But Johnson's strategy led to sputtering sales and spiraling losses. The initial honeymoon with Wall Street ended soon after customers didn't respond favorably to his changes. Johnson revised his strategy several times in an attempt to bring back shoppers, with little success.
The turnaround plan was closely watched by industry observers who wanted to see if Johnson could actually change shoppers' behavior. The plan failed. And now worries are mounting about the company's future.

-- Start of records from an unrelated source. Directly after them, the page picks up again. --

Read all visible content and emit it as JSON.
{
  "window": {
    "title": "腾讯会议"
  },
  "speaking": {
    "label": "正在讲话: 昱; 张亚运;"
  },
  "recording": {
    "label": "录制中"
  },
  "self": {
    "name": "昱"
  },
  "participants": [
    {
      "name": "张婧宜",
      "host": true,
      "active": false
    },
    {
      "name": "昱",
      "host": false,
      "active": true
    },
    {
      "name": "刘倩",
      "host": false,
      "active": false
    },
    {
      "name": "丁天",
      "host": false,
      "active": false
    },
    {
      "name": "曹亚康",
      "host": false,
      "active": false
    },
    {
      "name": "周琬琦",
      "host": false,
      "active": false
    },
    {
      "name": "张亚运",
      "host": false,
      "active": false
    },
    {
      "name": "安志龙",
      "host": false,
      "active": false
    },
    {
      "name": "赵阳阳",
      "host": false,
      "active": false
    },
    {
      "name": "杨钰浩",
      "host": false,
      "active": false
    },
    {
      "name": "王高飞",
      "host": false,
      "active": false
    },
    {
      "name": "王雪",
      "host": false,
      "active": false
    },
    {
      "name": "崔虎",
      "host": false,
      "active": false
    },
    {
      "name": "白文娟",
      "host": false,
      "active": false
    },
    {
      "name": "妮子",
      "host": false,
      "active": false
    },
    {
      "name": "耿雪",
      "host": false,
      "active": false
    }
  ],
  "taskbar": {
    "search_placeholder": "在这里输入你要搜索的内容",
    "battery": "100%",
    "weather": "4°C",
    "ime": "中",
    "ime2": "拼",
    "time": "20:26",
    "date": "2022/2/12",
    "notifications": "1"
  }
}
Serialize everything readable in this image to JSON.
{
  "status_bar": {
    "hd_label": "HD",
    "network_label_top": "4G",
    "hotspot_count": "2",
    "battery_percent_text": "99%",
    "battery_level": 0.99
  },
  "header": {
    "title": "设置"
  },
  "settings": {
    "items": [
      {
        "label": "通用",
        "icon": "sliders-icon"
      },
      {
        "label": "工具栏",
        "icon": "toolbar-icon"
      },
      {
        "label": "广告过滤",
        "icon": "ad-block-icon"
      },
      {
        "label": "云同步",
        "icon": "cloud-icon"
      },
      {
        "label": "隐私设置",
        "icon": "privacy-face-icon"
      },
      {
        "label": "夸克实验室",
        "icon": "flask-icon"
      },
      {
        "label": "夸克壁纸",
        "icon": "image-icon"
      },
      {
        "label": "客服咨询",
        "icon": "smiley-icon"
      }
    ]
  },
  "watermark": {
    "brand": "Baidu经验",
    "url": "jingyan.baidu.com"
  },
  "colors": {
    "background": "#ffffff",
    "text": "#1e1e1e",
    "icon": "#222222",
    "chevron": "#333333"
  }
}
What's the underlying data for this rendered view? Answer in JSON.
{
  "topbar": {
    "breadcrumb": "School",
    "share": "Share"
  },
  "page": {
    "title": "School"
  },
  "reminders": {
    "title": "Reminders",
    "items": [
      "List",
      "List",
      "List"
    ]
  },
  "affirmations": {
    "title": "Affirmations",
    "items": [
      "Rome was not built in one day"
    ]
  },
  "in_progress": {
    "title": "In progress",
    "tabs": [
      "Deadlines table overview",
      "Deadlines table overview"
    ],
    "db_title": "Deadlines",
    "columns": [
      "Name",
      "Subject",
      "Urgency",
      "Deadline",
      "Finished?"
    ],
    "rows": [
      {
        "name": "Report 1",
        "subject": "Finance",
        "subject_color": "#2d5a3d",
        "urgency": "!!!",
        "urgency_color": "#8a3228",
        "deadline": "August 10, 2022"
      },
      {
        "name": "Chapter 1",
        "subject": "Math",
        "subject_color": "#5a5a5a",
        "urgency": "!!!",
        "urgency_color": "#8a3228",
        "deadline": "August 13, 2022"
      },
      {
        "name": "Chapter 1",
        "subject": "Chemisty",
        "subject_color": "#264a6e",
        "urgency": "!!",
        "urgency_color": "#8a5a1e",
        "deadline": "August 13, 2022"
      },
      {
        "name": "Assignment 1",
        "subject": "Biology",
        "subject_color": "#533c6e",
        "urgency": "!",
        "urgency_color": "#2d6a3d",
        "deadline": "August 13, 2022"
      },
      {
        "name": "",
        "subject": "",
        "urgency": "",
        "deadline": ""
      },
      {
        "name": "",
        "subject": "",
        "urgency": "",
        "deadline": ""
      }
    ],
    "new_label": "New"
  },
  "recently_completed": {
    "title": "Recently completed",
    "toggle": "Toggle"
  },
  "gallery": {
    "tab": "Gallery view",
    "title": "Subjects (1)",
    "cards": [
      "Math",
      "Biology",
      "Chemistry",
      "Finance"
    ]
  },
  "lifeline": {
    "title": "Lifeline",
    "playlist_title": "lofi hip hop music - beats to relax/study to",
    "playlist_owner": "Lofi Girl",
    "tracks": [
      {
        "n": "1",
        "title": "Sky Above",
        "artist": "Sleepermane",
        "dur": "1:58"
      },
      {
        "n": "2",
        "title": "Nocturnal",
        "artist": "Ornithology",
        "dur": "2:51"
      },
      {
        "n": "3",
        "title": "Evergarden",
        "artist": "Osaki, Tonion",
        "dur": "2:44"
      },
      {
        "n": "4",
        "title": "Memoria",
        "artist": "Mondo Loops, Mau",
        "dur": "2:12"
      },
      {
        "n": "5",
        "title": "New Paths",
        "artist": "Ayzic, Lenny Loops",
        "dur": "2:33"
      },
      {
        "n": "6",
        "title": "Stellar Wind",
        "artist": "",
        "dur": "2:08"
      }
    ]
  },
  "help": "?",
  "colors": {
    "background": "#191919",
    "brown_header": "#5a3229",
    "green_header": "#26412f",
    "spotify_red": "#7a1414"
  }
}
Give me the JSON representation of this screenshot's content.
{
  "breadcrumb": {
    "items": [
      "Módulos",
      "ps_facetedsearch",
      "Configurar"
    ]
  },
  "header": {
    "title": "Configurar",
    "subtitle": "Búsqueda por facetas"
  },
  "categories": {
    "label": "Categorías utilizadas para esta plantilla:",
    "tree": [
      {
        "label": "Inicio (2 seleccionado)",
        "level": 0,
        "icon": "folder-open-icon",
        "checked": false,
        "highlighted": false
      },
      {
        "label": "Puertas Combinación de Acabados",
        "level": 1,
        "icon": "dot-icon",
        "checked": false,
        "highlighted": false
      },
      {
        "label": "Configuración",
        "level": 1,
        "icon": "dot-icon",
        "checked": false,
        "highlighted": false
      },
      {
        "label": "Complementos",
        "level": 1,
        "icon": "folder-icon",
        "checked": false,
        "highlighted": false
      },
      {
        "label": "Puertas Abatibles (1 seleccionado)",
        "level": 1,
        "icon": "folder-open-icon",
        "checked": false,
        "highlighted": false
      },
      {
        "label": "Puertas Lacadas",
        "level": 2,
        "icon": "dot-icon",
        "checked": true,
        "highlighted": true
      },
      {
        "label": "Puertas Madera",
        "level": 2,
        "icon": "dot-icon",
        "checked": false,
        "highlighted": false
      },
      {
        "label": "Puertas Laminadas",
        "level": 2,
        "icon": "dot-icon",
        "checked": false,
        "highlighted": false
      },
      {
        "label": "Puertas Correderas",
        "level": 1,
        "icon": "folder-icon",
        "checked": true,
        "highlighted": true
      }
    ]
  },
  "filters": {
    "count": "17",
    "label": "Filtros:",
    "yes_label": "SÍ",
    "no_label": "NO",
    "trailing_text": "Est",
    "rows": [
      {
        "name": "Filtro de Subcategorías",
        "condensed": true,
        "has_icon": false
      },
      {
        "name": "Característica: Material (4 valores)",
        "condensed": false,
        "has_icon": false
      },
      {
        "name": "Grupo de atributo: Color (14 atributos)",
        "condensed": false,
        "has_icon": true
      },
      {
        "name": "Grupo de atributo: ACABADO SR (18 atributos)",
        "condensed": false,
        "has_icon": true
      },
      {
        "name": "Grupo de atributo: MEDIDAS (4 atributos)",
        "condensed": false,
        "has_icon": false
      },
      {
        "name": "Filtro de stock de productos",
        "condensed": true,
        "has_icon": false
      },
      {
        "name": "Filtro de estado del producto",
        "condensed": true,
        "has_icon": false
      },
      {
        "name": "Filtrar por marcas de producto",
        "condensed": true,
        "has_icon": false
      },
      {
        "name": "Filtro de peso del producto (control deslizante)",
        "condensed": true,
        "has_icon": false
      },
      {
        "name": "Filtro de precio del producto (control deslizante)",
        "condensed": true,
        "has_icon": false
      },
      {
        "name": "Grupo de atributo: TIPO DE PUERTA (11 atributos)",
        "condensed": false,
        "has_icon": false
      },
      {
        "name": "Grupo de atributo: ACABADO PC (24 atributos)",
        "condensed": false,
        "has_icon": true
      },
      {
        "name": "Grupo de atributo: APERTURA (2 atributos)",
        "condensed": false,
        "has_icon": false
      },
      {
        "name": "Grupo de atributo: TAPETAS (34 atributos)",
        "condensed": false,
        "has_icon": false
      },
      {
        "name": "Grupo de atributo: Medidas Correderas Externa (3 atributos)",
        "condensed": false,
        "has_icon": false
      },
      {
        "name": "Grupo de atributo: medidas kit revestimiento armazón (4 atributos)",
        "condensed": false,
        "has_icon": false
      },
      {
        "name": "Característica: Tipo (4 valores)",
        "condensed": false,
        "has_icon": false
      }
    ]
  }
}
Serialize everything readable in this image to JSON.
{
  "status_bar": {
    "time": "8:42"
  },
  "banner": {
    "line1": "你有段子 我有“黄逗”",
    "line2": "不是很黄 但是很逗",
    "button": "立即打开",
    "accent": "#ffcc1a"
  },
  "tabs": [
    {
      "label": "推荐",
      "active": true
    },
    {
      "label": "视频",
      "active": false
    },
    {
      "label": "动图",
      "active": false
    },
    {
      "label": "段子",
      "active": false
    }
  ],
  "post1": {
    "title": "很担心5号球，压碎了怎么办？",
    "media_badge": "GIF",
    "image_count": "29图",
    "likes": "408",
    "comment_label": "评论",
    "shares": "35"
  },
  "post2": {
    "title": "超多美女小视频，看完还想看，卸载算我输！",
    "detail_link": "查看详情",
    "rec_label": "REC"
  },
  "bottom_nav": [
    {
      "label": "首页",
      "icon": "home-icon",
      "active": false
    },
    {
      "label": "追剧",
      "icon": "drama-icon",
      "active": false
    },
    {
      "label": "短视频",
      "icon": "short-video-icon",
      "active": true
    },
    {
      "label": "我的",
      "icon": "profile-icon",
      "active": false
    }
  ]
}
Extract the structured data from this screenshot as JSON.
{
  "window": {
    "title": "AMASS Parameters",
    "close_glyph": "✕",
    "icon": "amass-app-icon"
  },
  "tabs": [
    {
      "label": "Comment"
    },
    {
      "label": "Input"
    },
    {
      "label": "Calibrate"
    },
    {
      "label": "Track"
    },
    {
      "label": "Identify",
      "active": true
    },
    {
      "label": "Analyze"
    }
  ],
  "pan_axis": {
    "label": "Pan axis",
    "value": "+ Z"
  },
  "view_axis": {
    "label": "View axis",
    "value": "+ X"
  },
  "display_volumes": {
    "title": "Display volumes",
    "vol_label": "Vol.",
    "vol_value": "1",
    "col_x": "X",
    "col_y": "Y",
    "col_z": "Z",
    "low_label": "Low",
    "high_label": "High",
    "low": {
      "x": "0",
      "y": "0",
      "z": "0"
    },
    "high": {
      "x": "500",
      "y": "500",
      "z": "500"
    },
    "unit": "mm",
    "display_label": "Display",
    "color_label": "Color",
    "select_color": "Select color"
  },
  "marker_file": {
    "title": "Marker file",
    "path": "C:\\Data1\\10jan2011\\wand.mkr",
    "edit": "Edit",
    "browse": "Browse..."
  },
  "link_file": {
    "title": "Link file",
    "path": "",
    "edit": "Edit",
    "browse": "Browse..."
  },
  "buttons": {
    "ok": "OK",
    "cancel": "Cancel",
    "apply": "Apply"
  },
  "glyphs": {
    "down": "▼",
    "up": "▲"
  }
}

Penney's stock price Monday evening showed investors' frustration with Johnson and it's uncertainty about Penney's future. When news began to leak after the market closed that Penney was ousting Johnson, the stock, which had closed at $15.87 in the regular session, climbed nearly 13 percent to $17.88 in after-hours trading. But after Penney announced Ullman would take over, the stock reversed course, falling as far as 11 percent from its regular closing price, to $14.10. That was 21 percent off its after-hours high.
Johnson's future at Penney became uncertain after the department store retailer reported dismal fourth-quarter results in late February that capped the first full year of a transformation plan gone wrong. Penney amassed nearly a billion dollars in losses and its revenue tumbled almost 25 percent from the previous year to $12.98 billion.
Under Johnson, 54, Penney ditched coupons and most of its sales events in favor of everyday low prices. It's bringing in hipper designer brands such as Betsey Johnson and updating stores by installing specialty shops devoted to brands such as Levi's to replace rows of clothing racks.
Johnson's goal was to reinvent Penney's business into a trendy place to shop in a bid to attract younger, wealthier shoppers. The plan turned off shoppers who were used to heavy discounting. Once-loyal customers have strayed from the 1,100-store chain. It hasn't been able to attract new shoppers to replace them.